How the Department of Defense networks, security teams, and consumers are affected
- Department of Defense networks: Officials said they found evidence linking Kimwolf to DDoS attacks targeting Department of Defense Information Network IP addresses, placing military network operators among those who must account for ongoing DDoS risk and potential service impacts.
- Security teams and network operators: The takedown and the botnet’s return underline a practical reality described by Edwards: without addressing insecure endpoints at scale, defenders will repeatedly contend with new botnet iterations.

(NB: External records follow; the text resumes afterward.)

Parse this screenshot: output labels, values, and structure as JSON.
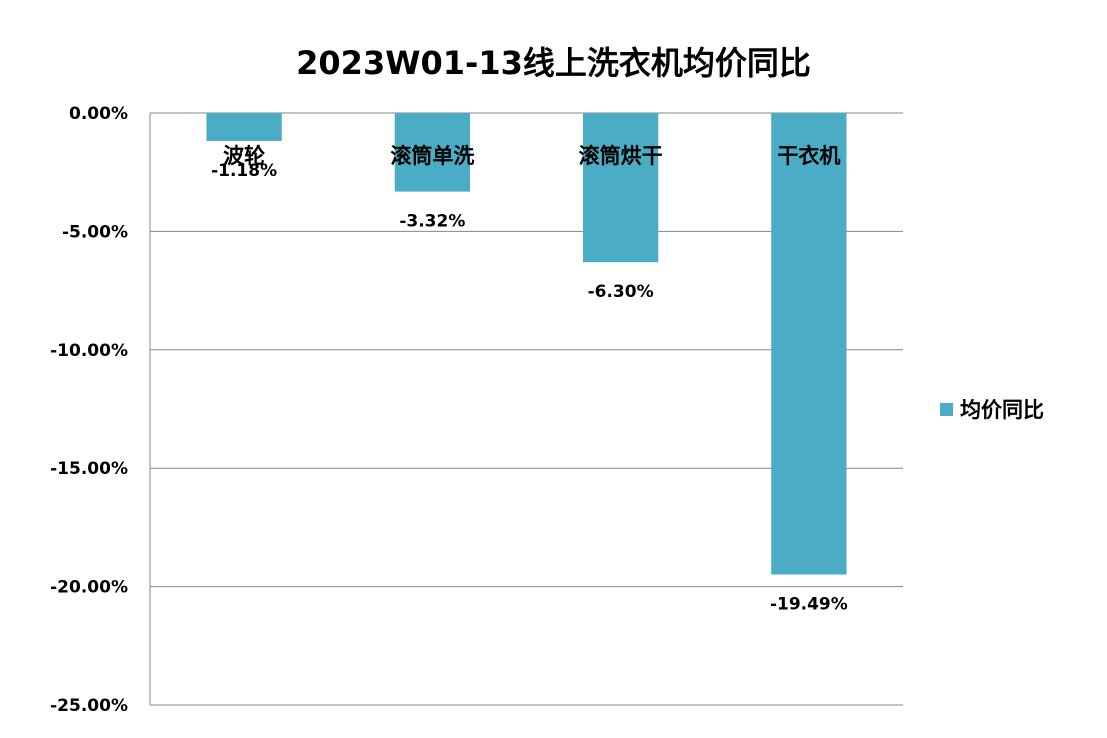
{
  "chart_data": {
    "type": "bar",
    "title": "2023W01-13线上洗衣机均价同比",
    "categories": [
      "波轮",
      "滚筒单洗",
      "滚筒烘干",
      "干衣机"
    ],
    "series": [
      {
        "name": "均价同比",
        "values": [
          -1.18,
          -3.32,
          -6.3,
          -19.49
        ],
        "data_labels": [
          "-1.18%",
          "-3.32%",
          "-6.30%",
          "-19.49%"
        ],
        "color": "#4BACC6"
      }
    ],
    "ylim": [
      -25,
      0
    ],
    "yticks": [
      0,
      -5,
      -10,
      -15,
      -20,
      -25
    ],
    "ytick_labels": [
      "0.00%",
      "-5.00%",
      "-10.00%",
      "-15.00%",
      "-20.00%",
      "-25.00%"
    ],
    "xlabel": "",
    "ylabel": "",
    "grid": true,
    "legend_position": "right"
  }
}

Network operators will need to continue monitoring for DDoS traffic signatures tied to Kimwolf and related families and prioritize mitigation capacity.
- Consumers and device owners: The botnets exploited insecure IoT devices — in one case spreading across Android TV devices — demonstrating the downstream impact of poorly secured home and embedded devices on broader network stability and financial losses to affected organizations.
Authorities searched Butler’s residence during the globally coordinated operation in March but did not arrest him until roughly two months later, underscoring the length and coordination often required to translate cyber‑investigations into criminal charges. The affidavit and complaint form the public record tying Butler to operational artifacts and account access patterns investigators used to move the case forward.
Kimwolf’s reach — millions of coerced devices, tens of thousands of attacks and documented links to attacks on Department of Defense IP ranges — leaves a narrow but urgent question: can law enforcement takedowns and prosecutions, like Butler’s arrest, keep pace with botnet operators who rebuild and reconfigure their infrastructure? For now, officials have removed a person they allege was a principal administrator, but the technical and device‑level vulnerabilities that enabled success remain the point of persistent risk.